California Civil Code Section 1714 - Premises Liability
Civil Code section 1714, subdivision (a) provides:
"Every one is responsible, not only for the result of his willful acts, but also for an injury occasioned to another by his want of ordinary care or skill in the management of his property or person, except so far as the latter has, willfully or by want of ordinary care, brought the injury on himself."
It is appropriate to depart from this standard only when there are clear public policy reasons for doing so.

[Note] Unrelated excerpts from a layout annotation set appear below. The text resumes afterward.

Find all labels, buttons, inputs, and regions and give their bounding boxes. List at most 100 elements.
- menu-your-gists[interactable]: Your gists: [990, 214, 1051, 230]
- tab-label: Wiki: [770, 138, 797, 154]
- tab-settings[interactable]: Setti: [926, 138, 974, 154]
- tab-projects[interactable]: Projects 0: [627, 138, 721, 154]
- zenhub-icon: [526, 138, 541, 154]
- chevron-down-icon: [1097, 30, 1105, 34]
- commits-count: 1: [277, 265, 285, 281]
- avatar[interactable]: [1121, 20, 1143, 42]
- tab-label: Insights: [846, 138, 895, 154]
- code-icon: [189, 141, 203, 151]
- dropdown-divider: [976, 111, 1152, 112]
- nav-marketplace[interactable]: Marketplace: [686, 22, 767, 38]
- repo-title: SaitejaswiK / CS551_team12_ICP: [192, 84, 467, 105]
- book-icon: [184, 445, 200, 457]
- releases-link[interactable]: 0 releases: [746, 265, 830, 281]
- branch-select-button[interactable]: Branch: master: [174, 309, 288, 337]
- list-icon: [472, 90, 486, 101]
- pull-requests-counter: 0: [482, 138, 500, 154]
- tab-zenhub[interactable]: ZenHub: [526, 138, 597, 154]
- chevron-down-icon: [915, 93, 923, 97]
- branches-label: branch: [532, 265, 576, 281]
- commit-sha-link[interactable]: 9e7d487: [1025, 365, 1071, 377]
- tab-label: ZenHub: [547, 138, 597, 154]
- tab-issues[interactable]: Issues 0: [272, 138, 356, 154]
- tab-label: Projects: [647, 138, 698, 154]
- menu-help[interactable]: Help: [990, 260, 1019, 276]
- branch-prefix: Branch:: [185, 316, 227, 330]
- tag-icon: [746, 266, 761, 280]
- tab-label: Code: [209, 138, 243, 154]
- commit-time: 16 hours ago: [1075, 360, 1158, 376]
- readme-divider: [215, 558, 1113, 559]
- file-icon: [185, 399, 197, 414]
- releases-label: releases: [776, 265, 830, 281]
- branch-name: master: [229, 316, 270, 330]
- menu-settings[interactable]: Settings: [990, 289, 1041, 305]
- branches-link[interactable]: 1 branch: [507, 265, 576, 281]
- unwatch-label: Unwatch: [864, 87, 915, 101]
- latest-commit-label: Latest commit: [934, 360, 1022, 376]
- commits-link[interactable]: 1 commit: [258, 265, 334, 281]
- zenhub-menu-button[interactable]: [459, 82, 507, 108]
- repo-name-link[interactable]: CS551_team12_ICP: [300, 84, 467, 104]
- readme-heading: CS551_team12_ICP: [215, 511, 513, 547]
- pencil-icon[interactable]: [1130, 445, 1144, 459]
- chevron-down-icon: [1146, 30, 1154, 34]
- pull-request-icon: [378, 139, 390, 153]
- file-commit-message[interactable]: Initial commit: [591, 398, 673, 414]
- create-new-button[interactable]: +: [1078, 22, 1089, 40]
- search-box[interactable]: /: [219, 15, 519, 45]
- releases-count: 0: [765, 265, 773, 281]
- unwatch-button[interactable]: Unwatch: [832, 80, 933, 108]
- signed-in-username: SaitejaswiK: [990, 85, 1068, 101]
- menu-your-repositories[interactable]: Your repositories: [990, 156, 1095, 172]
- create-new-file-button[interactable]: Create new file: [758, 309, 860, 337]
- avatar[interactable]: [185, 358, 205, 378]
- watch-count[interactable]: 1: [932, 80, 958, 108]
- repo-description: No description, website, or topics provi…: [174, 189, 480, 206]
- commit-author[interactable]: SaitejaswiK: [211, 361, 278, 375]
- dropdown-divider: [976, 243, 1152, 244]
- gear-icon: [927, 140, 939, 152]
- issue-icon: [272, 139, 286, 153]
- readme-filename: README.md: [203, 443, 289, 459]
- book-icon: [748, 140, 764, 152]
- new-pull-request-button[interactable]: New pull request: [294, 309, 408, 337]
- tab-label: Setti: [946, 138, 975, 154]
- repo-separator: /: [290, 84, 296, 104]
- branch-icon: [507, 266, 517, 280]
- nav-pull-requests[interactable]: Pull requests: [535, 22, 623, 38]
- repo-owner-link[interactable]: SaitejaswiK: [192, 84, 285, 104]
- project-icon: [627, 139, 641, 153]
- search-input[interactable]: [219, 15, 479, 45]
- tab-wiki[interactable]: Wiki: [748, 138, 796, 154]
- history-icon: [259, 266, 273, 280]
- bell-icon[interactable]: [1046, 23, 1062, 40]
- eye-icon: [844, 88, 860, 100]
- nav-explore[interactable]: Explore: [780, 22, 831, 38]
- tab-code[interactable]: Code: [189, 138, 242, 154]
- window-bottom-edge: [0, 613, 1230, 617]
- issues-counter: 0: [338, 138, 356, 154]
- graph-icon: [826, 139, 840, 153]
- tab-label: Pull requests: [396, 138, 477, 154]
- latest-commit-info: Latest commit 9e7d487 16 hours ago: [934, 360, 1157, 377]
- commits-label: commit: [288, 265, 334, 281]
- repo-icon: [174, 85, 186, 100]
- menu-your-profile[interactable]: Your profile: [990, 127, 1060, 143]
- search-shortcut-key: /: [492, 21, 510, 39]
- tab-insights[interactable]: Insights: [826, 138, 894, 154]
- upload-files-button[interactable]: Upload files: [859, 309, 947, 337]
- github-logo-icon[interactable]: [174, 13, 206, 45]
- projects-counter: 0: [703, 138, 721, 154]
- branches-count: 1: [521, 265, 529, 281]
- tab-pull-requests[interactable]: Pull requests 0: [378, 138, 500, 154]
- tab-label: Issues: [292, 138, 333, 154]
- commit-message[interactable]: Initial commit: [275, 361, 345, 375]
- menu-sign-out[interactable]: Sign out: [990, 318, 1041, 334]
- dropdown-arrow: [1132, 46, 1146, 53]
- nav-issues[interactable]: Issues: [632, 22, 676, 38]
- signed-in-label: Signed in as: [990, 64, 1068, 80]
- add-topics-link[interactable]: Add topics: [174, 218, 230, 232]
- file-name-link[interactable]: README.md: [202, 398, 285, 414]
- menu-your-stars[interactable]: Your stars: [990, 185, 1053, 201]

In making that determination, a court must weigh the following factors:
(1) the foreseeability of harm to the plaintiff;
(2) the degree of certainty that the plaintiff suffered injury;
(3) the proximity of the connection between the defendant's conduct and the injury sustained;
(4) the moral blame attached to the defendant's conduct;
(5) the policy of preventing future harm;
(6) the extent of the burden to the defendant and consequences to the community from imposing a duty to exercise care with resulting liability for breach;
(7) the availability, cost, and prevalence of insurance for the risk involved. (Rowland v. Christian, supra, 69 Cal. 2d at pp. 112-113.)
"The proper test to be applied to the liability of the possessor of land in accordance with section 1714 of the Civil Code is whether in the management of his property he has acted as a reasonable man in view of the probability of injury to others . . . ." (Rowland v. Christian, supra, 69 Cal. 2d at p. 119.)
In addition to Civil Code section 1714, subdivision (a), the Legislature has enacted Streets and Highways Code section 5610, which provides:
"The owners of lots or portions of lots fronting on any portion of a public street or place when that street or place is improved or if and when the area between the property line of the adjacent property and the street line is maintained as a park or parking strip, shall maintain any sidewalk in such condition that the sidewalk will not endanger persons or property and maintain it in a condition which will not interfere with the public convenience in the use of those works or areas save and except as to those conditions created or maintained in, upon, along, or in connection with such sidewalk by any person other than the owner, under and by virtue of any permit or right granted to him by law or by the city authorities in charge thereof, and such persons shall be under a like duty in relation thereto."
This statute places on the abutting property owner the duty to maintain the sidewalk.
This statutory duty has been held not to impose, by itself, a duty of care upon the abutting landowner for the safety of persons using the sidewalk, but rather a duty owed to the city.